1. Structural - designing the top-level system to perform its work with minimal activity.
2. Local - Calling conventions, component-local algorithms, etc.
Now this is fuzzy for the same reason that one man's strategy is another man's tactics. But the gist is simple: you don't tighten the bolts on the system until you have it in the right shape.
Local optimizations are easy to do b/c you can usually pull them out of a textbook, or figure it out by looking at one or to parts of code. Structural optimizations require an understanding of the system performance as a whole -- possibly allowing some suboptimal local behavior. Sadly the way I've mostly seen is super-tightening the bolts and having the system slowly distort from something suboptimal but flexible into a contorted, performs-ok-but-dont-touch-it terrible beast. That's the sort of optimization that's the root of all evil.
Example: I have a webserver, with a table of regexs mapping to handlers. The handlers can be static assets in files or dynamically generated in code.
Local optimization: I notice that after URL pattern match, my static assets are read through normal stdio file I/O. I use sendfile or whatever's the new hotness on my platform to make it fast.

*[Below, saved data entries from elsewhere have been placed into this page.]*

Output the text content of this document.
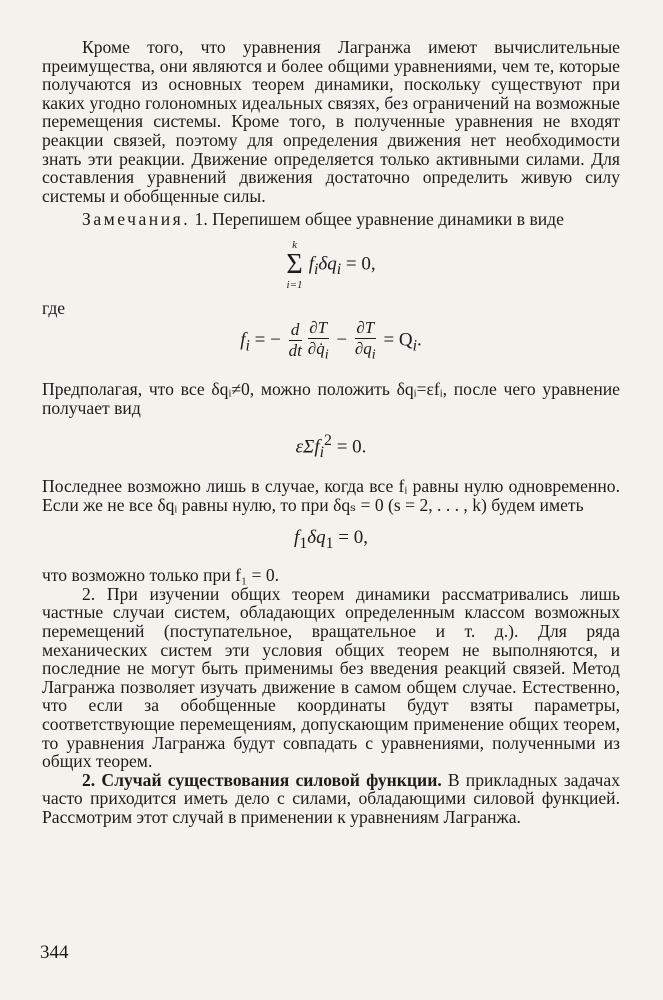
Кроме того, что уравнения Лагранжа имеют вычислительные преимущества, они являются и более общими уравнениями, чем те, которые получаются из основных теорем динамики, поскольку существуют при каких угодно голономных идеальных связях, без ограничений на возможные перемещения системы. Кроме того, в полученные уравнения не входят реакции связей, поэтому для определения движения нет необходимости знать эти реакции. Движение определяется только активными силами. Для составления уравнений движения достаточно определить живую силу системы и обобщенные силы.

Замечания. 1. Перепишем общее уравнение динамики в виде

k
Σ
i=1
$f_i\delta q_i = 0$,

где

$f_i$ = − $\frac{d}{dt} \frac{\partial T}{\partial q̇_i} - \frac{\partial T}{\partial q_i} = Q_i$.

Предполагая, что все δqᵢ≠0, можно положить δqᵢ=εfᵢ, после чего уравнение получает вид

εΣf$_i^2$ = 0.

Последнее возможно лишь в случае, когда все fᵢ равны нулю одновременно. Если же не все δqᵢ равны нулю, то при δqₛ = 0 (s = 2, . . . , k) будем иметь

$f_1\delta q_1 = 0$,

что возможно только при f₁ = 0.

2. При изучении общих теорем динамики рассматривались лишь частные случаи систем, обладающих определенным классом возможных перемещений (поступательное, вращательное и т. д.). Для ряда механических систем эти условия общих теорем не выполняются, и последние не могут быть применимы без введения реакций связей. Метод Лагранжа позволяет изучать движение в самом общем случае. Естественно, что если за обобщенные координаты будут взяты параметры, соответствующие перемещениям, допускающим применение общих теорем, то уравнения Лагранжа будут совпадать с уравнениями, полученными из общих теорем.

2. Случай существования силовой функции. В прикладных задачах часто приходится иметь дело с силами, обладающими силовой функцией. Рассмотрим этот случай в применении к уравнениям Лагранжа.

344
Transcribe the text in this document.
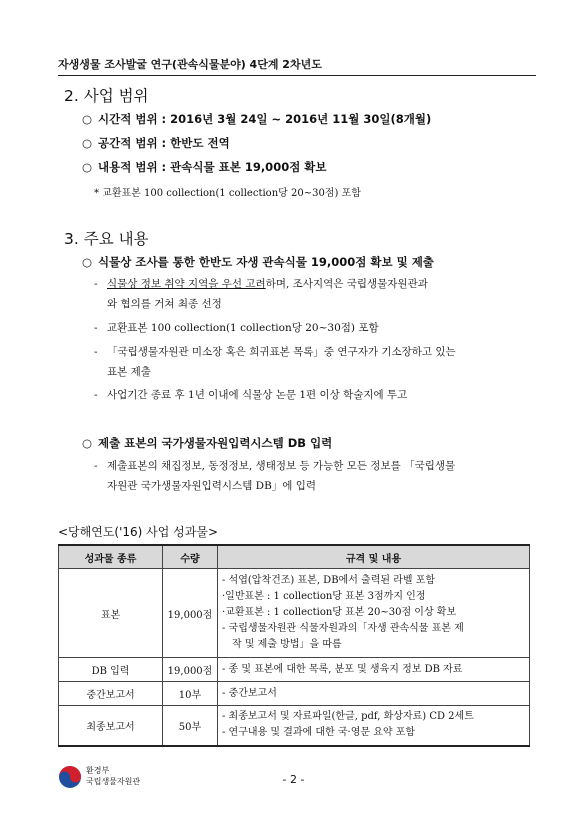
자생생물 조사발굴 연구(관속식물분야) 4단계 2차년도
2. 사업 범위
○ 시간적 범위 : 2016년 3월 24일 ~ 2016년 11월 30일(8개월)
○ 공간적 범위 : 한반도 전역
○ 내용적 범위 : 관속식물 표본 19,000점 확보
* 교환표본 100 collection(1 collection당 20~30점) 포함
3. 주요 내용
○ 식물상 조사를 통한 한반도 자생 관속식물 19,000점 확보 및 제출
- 식물상 정보 취약 지역을 우선 고려하며, 조사지역은 국립생물자원관과
와 협의를 거쳐 최종 선정
- 교환표본 100 collection(1 collection당 20~30점) 포함
- 「국립생물자원관 미소장 혹은 희귀표본 목록」중 연구자가 기소장하고 있는
표본 제출
- 사업기간 종료 후 1년 이내에 식물상 논문 1편 이상 학술지에 투고
○ 제출 표본의 국가생물자원입력시스템 DB 입력
- 제출표본의 채집정보, 동정정보, 생태정보 등 가능한 모든 정보를 「국립생물
자원관 국가생물자원입력시스템 DB」에 입력
<당해연도('16) 사업 성과물>
성과물 종류	수량	규격 및 내용
표본	19,000점	- 석엽(압착건조) 표본, DB에서 출력된 라벨 포함
·일반표본 : 1 collection당 표본 3점까지 인정
·교환표본 : 1 collection당 표본 20~30점 이상 확보
- 국립생물자원관 식물자원과의「자생 관속식물 표본 제
작 및 제출 방법」을 따름

DB 입력	19,000점	- 종 및 표본에 대한 목록, 분포 및 생육지 정보 DB 자료
중간보고서	10부	- 중간보고서
최종보고서	50부	- 최종보고서 및 자료파일(한글, pdf, 화상자료) CD 2세트
- 연구내용 및 결과에 대한 국·영문 요약 포함
환경부
국립생물자원관	- 2 -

Structural optimization: I notice that the majority of my hits are static for a small number of files. I write a new webserver (say static.foo.com) for them specifically, that looks up the URL in a hash table for an in-memory copy of the file. I just ping it with SIGHUP when I want to invalidate the hashtable's values.
"We should forget about small efficiencies, say about 97% of the time: premature optimization is the root of all evil"
Note, "small" and "97%".
That means that you should make the right large-scale decisions before you code. Or measure.